PropertyTypeDescription
accessTokenstringOAuth 2.0 access token
refreshTokenstring | undefinedRefresh token (if granted)
idTokenstring | undefinedOIDC ID token (if openid scope)
tokenType'Bearer' | 'DPoP'Token type
expiresAtnumberExpiration time (epoch seconds)
scopestring | undefinedGranted scopes
refreshTokenExpiresAtnumber | undefinedRefresh token expiration time when returned
refreshTokenExpiresInnumber | undefinedRefresh token lifetime in seconds when returned
import { createAuthrimClient } from '@authrim/core';
// Initialize client
const client = await createAuthrimClient({
issuer: 'https://auth.example.com',
clientId: 'my-app',
crypto: myCryptoProvider,
storage: myStorageProvider,
http: myHttpClient,
});
// === Step 1: Start login ===
async function login() {
const { url } = await client.buildAuthorizationUrl({
redirectUri: 'https://myapp.com/callback',
scope: 'openid profile email',
});
window.location.href = url;
}
// === Step 2: Handle callback ===
async function handleCallback() {
try {
const tokens = await client.handleCallback(window.location.href);
console.log('Login successful');
// Get user info
const user = await client.getUser();
console.log('User:', user.name, user.email);
} catch (error) {
console.error('Login failed:', error);
}
}
// === Step 3: Use access token ===
async function callApi() {
const accessToken = await client.token.getAccessToken();
const response = await fetch('https://api.example.com/data', {
headers: { Authorization: `Bearer ${accessToken}` },
});
return response.json();
}

To send authorization parameters via the back-channel, use client.par explicitly:

const parResult = await client.par.push({
redirectUri: 'https://myapp.com/callback',
scope: 'openid profile email',
});
const url = await client.par.buildAuthorizationUrl(parResult.requestUri);

See Pushed Authorization Requests for details.
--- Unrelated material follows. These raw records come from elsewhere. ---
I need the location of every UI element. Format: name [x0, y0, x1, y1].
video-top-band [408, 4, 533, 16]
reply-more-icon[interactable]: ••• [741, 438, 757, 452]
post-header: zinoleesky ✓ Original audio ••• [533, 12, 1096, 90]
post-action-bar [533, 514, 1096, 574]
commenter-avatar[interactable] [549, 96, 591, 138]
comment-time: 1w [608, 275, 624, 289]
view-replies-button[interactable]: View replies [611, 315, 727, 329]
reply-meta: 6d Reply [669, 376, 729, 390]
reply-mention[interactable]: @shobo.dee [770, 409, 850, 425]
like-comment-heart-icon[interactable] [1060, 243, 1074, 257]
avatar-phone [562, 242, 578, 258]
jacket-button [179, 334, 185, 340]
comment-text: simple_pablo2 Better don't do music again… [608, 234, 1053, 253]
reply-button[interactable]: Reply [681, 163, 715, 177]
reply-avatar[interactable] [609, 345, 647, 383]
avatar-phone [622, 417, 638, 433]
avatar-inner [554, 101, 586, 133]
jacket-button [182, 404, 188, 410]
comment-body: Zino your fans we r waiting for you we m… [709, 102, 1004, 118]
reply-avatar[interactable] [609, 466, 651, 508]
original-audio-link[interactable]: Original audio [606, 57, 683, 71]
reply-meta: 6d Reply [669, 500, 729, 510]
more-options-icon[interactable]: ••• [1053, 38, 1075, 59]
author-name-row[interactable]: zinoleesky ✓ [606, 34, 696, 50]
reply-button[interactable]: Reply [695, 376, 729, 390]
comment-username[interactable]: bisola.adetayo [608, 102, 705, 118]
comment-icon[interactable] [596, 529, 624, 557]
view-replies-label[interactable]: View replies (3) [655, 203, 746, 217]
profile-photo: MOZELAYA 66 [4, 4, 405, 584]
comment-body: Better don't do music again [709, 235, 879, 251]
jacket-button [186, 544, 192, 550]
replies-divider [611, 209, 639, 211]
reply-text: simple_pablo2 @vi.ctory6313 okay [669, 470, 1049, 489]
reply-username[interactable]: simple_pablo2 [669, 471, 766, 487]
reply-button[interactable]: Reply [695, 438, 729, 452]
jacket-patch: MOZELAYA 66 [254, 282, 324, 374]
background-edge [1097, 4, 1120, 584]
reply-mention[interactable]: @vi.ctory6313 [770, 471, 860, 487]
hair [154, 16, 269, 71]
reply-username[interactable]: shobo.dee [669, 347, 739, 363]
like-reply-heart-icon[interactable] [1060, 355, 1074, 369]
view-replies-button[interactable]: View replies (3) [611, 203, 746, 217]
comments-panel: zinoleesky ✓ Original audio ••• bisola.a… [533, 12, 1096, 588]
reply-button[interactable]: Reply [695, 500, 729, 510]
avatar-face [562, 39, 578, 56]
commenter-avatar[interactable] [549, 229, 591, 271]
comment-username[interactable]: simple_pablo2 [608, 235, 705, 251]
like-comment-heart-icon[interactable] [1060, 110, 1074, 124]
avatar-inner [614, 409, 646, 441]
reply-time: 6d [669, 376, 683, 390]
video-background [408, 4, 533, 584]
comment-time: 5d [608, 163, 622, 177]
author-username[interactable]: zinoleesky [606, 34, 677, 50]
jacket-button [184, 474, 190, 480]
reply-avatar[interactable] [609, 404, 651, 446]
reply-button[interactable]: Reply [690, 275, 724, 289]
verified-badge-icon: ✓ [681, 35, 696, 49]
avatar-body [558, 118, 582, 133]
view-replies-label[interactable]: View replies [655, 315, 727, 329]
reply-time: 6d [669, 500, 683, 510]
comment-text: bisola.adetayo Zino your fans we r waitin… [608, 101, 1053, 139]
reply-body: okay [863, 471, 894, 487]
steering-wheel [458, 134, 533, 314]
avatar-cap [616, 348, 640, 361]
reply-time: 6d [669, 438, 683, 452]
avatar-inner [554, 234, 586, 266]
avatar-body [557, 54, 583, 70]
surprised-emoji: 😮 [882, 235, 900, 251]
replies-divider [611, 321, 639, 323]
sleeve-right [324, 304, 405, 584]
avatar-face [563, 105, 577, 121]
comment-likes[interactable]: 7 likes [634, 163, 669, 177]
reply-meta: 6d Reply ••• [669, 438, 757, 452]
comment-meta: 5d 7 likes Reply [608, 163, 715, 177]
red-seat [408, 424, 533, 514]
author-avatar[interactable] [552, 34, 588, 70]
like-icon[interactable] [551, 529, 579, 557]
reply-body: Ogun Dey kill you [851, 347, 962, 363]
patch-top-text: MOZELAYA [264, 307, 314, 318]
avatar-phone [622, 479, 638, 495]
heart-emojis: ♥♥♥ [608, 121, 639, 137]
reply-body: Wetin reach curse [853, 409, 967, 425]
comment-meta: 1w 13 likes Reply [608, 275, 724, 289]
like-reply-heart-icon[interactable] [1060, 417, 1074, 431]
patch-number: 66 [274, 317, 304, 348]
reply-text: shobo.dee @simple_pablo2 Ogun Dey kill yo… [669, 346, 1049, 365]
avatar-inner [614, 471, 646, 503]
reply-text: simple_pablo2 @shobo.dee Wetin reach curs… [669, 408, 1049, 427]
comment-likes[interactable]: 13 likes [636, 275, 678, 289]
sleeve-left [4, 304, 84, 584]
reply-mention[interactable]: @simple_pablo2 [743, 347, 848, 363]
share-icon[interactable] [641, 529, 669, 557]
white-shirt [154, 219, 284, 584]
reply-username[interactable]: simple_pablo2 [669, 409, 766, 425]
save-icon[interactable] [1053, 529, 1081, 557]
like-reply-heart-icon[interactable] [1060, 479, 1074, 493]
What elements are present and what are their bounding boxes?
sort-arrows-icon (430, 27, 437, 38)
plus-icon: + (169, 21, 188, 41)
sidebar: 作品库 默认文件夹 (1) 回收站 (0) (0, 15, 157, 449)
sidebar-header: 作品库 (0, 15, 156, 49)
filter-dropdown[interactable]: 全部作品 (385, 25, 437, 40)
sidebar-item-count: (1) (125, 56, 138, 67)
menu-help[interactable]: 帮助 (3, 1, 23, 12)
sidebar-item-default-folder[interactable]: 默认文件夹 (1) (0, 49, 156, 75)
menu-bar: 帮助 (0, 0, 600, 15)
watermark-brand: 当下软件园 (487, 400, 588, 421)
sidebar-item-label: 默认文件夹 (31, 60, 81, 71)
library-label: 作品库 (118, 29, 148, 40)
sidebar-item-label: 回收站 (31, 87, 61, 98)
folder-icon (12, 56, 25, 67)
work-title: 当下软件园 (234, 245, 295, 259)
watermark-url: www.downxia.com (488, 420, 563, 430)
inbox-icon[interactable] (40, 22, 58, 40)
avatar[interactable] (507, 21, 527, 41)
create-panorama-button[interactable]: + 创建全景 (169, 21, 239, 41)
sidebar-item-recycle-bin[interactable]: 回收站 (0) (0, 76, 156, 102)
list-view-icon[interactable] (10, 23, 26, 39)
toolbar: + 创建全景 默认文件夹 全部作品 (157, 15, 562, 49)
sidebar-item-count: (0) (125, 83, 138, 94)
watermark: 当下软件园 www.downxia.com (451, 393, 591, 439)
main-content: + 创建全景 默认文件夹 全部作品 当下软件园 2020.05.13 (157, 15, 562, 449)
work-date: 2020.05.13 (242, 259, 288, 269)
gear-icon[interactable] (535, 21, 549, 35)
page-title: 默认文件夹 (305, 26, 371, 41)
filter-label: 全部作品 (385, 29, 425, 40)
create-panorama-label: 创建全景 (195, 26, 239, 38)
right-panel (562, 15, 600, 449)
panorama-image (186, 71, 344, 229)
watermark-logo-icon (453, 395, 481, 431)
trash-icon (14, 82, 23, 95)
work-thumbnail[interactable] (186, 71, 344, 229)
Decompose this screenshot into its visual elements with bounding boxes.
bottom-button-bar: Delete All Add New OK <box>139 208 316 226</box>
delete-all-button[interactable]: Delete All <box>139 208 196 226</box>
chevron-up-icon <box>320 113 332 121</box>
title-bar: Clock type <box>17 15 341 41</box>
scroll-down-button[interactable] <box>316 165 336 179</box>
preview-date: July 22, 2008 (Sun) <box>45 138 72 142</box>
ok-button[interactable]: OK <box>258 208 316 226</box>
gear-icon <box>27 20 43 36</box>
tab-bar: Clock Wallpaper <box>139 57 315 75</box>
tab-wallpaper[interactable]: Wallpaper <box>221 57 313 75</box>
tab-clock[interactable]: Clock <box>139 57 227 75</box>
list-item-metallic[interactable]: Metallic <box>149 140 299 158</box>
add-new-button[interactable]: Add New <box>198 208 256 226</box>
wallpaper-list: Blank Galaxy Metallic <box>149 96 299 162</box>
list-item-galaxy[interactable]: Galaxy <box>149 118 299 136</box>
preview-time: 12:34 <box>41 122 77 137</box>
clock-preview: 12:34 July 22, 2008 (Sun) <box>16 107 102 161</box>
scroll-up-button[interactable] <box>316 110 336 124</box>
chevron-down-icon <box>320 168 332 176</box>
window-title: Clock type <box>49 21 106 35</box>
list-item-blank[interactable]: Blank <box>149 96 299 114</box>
To send authorization parameters as a signed JWT, build the request object with JARBuilder and pass it according to your authorization server integration:

const requestObject = await jarBuilder.buildRequestObject({
clientId: 'my-app',
issuer: 'https://auth.example.com',
redirectUri: 'https://myapp.com/callback',
scope: 'openid profile',
state,
nonce,
codeChallenge,
codeChallengeMethod: 'S256',
});

See JAR & JARM for details.

Pass additional parameters to the authorization endpoint:

const { url } = await client.buildAuthorizationUrl({
redirectUri: 'https://myapp.com/callback',
extraParams: {
organization: 'org_123',
},
audience: 'https://api.example.com',
resource: 'https://api.example.com',
});

Common errors during the authorization code flow:

Error CodeDescriptionRecovery
invalid_stateState mismatch (possible CSRF attack)Restart login
expired_stateState expired (user took too long)Restart login
missing_codeNo authorization code in callbackCheck redirect URL
invalid_grantCode exchange failedRestart login
access_deniedUser denied consentInform user
import { AuthrimError } from '@authrim/core';
try {
const tokens = await client.handleCallback(callbackUrl);
} catch (error) {
if (error instanceof AuthrimError) {
switch (error.code) {
case 'invalid_state':
case 'expired_state':
// Restart login
await login();
break;
case 'access_denied':
// User denied
showMessage('Access was denied');
break;
default:
console.error('Auth error:', error.code, error.message);
}
}
}

See Error Handling for comprehensive error management.